John Ruskin was born on the 8 February 1819, 200 years ago. To commemorate his bicentenary Keith Rowntree explores the links between the celebrated art critic and Leeds School of Art. 

Ruskins Gift
Even within his own lifetime, contemporaries considered him something of a polymath with interests ranging through art, social commentary, science and poetry. Throughout his life, Ruskin passionately tried to make connections between art and nature. His sensitivity to the natural world and the encroachment of industrial Britain in the nineteenth century has led many to regard his work as a precursor to environmentalism and sustainability.

Ruskin championed many artists, among them J M W Turner, William Henry Hunt, the Pre-Raphaelites and others. He encouraged the promotion of younger artists, especially those that embraced ideals similar to his own.  In this vein, Ruskin had the idea to commission exemplars of various artistic media and techniques that he would present to selected provincial art schools throughout the country. His aim was to make available to the schools a set of teaching aids of superior quality to inform and encourage students.
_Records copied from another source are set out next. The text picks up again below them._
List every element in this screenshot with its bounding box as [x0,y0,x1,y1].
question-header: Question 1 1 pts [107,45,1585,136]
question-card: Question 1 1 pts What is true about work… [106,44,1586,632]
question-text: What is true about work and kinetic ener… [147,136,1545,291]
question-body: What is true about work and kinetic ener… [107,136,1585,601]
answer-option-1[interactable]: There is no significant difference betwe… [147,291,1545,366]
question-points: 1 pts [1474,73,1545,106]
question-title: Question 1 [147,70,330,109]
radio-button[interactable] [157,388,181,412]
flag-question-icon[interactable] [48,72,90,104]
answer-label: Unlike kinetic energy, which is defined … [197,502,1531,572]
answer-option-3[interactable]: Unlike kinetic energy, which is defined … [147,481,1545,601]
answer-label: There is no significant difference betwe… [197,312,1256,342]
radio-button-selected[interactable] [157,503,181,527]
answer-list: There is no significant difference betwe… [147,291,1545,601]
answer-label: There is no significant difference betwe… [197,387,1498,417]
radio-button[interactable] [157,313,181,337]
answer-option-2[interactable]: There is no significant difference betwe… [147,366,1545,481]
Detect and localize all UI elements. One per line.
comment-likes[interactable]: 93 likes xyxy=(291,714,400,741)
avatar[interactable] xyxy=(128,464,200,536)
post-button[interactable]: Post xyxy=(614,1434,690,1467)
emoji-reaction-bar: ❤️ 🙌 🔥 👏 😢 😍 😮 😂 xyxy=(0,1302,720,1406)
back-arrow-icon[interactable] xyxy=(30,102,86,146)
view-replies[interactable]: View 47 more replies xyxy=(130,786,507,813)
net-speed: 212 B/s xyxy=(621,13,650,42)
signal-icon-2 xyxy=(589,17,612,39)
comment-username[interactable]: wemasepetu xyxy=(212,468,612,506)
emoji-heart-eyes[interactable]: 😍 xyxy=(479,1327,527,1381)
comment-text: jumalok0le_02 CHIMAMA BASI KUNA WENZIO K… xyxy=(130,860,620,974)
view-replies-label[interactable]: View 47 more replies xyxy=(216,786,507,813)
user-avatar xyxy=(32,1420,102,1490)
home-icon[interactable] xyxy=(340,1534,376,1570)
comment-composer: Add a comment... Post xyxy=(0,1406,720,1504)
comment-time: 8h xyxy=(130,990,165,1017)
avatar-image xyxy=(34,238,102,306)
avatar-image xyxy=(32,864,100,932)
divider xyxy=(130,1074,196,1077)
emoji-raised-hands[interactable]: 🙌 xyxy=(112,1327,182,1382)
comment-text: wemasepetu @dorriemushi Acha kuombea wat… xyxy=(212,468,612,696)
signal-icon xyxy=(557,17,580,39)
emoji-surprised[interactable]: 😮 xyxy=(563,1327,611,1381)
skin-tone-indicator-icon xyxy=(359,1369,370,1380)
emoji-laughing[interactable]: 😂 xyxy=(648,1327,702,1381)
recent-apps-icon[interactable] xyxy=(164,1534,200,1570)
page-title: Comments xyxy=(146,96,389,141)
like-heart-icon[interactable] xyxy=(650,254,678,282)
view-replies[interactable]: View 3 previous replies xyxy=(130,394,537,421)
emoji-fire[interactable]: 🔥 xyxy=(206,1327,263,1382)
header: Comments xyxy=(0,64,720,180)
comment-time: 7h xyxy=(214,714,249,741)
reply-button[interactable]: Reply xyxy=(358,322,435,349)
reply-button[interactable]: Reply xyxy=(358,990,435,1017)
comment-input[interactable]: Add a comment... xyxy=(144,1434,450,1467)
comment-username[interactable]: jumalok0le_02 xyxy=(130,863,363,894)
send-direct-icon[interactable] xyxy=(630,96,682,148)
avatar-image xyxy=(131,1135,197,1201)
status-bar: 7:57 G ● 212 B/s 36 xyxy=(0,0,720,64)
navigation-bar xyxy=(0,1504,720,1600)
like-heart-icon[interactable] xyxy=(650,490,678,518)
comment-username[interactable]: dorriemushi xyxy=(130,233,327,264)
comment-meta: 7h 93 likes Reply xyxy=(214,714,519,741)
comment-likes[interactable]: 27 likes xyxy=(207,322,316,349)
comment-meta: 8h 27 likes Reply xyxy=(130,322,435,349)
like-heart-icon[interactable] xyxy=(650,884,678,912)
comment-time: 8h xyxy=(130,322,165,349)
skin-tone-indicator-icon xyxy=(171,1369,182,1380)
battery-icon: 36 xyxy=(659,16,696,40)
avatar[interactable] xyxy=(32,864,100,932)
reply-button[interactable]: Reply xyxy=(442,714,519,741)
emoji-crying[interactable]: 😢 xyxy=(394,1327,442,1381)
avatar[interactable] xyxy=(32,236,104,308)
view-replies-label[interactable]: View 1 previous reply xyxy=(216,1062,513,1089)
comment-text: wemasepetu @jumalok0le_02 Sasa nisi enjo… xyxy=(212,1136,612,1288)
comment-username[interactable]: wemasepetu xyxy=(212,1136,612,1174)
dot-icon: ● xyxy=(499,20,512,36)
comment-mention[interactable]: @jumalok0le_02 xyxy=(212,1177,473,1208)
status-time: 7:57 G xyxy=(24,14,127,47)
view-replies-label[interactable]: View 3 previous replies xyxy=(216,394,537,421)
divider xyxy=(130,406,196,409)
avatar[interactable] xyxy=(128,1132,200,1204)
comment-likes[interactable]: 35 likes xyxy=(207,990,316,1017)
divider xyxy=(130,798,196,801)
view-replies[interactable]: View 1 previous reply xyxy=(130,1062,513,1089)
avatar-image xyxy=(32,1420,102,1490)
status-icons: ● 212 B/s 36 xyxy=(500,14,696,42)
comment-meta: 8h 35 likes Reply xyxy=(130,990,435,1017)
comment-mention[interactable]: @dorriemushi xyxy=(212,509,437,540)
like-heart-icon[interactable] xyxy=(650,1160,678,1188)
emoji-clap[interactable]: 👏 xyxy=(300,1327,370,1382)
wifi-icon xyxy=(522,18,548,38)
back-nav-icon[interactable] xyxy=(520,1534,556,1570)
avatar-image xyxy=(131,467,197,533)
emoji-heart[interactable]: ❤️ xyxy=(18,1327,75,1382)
Ruskin declared Hunt, “the best painter of still life, I believe, that ever existed”. The two men became friends leading Hunt to give Ruskin lessons in the art of watercolours. In 1857, Ruskin commissioned Hunt to produce six small paintings as part of his art school project but Hunt’s enthusiasm for his part waned. Ruskin later wrote, “Yet no kindness and care could altogether enable him to work rightly under the direction of another mind, and the project was ultimately given up by me”. Hunt was in poor health, which may explain some of his reticence about completing the commission; he died in 1864, aged 74.

Hunt’s watercolour depicting an apple and hazelnut on a mossy background was presented to the Leeds School of Art in 1859. The Leeds Times enthused about the gift, “we must call your especial notice to the noble gift presented to us by one of the greatest modern art critics, John Ruskin - one of the most exquisite gems ever produced by that celebrated painter, Wm. Hunt.” He also presented the school with a set of photographs of Titian’s works and an etching by J M W Turner. There is anecdotal evidence that students continued their connection with Ruskin by sending him birthday greetings every year. A tradition of having a day’s holiday to celebrate continued until at least the late 1940s.  Hunt’s watercolour now hangs in the office of the Dean of Leeds School of Art, Architecture and Design and provides a direct connection with the original School of Art at Leeds.